I had about an hour and a half to walk so I could get back and ready in time for class. No sweat (well, there was sweating), 6 miles-ish and that would certainly get me at least halfway across the bridge from where I started. One of the things I was excited about was walking on the new span of bridge that opened a couple years ago. Off I went and after making my way through the maze under the freeway I was on the bridge. If you don’t live around here, you may not know that after they opened the bridge, the next project was to take down the old bridge. It’s a steel, ugly thing that now is cluttered with equipment used in deconstructing it.
So there I was, on the bridge, walking, walking, walking. Seriously, when was I going to move past the old bridge and have an unobstructed view from the new span? Cut to the chase, I didn’t. I ran out of time and had to turn back.
And that was ok. But here’s what ran through my head. My life is on a new the bridge, so to speak. I finally feel like I’m on a path to live out my passion, my desire to help other people, to help them move their lives closer to where they want it to be. Making choices instead of letting life just happen to me. But as I walk on that new path, the bright and shiny path, I’m not free from the clutter of my life thus far. Granted, I’m making progress, a lot of it, but it’s still there. Occurred to me that it’s like the Bay Bridge. The new span is beautiful and you can walk on it, enjoy it, experience it, but at the same time, you have to deal with the deconstruction of the old span. They’re making progress on it, just like I’m making progress in my own life, but it’s not gone yet, even in the midst of finding my purpose.

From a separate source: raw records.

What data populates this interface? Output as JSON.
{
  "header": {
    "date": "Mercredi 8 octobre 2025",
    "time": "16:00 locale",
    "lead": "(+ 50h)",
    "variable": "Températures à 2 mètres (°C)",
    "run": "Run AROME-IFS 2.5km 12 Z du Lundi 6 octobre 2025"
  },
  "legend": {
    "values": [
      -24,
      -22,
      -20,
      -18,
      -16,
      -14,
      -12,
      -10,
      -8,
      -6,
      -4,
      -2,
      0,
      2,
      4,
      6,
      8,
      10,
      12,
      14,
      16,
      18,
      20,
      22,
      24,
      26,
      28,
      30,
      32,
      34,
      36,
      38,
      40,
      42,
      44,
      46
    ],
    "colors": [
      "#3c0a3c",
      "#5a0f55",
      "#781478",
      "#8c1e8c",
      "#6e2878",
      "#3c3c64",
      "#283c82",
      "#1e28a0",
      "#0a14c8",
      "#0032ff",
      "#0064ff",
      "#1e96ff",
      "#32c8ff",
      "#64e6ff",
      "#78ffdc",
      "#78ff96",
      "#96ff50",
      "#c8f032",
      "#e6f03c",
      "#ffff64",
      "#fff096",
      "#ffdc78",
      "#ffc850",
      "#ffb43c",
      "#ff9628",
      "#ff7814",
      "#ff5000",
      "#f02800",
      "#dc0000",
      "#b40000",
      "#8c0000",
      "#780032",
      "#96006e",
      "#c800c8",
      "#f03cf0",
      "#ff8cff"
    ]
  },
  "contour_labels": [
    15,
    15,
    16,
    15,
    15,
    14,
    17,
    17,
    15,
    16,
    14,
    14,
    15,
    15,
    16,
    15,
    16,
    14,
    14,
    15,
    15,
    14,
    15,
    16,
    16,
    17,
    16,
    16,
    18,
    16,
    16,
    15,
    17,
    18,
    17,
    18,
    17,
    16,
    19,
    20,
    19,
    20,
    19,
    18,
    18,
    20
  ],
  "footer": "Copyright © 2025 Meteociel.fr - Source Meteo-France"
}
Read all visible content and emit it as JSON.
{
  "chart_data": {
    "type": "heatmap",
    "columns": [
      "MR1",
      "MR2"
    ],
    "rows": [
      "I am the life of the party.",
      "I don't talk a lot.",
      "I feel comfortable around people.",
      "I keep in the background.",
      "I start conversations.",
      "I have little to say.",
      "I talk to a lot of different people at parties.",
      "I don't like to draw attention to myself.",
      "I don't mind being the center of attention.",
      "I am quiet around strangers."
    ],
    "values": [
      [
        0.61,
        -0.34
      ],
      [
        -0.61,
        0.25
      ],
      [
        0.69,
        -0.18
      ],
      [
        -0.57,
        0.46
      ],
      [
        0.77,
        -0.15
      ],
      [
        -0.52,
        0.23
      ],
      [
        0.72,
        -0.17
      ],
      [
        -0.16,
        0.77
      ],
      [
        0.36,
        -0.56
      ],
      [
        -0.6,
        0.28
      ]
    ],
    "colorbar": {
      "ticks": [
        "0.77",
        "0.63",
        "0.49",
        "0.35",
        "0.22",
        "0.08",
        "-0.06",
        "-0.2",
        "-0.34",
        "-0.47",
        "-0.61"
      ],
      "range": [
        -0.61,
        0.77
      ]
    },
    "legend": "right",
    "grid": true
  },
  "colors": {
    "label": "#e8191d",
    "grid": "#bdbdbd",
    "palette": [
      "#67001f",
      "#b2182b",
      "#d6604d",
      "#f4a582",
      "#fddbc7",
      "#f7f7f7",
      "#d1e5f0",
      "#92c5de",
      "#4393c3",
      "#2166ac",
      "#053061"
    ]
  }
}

I’m going to get there, I know I am, but it can’t be rushed, it’s on its own time schedule, God’s time schedule. Trying to move it any faster will just frustrate me, I don’t have control of the timing. But unlike my walk on the bridge, I won’t turn around. I’ve made a choice to move forward, and my clutter will be there for a while, truth is, even once I clear out the old stuff, more will appear. That’s part of the deal and it’s ok.
I’d enourage anyone moving through change, and truthfully, isn’t that all of us in one way or another, to think about the bridge. To not lose sight of the fact that you’re on the new span – celebrate the fact that you’re on the new span. The old is still there, but you’re making progress. It’s one step at a time, enjoy the walk.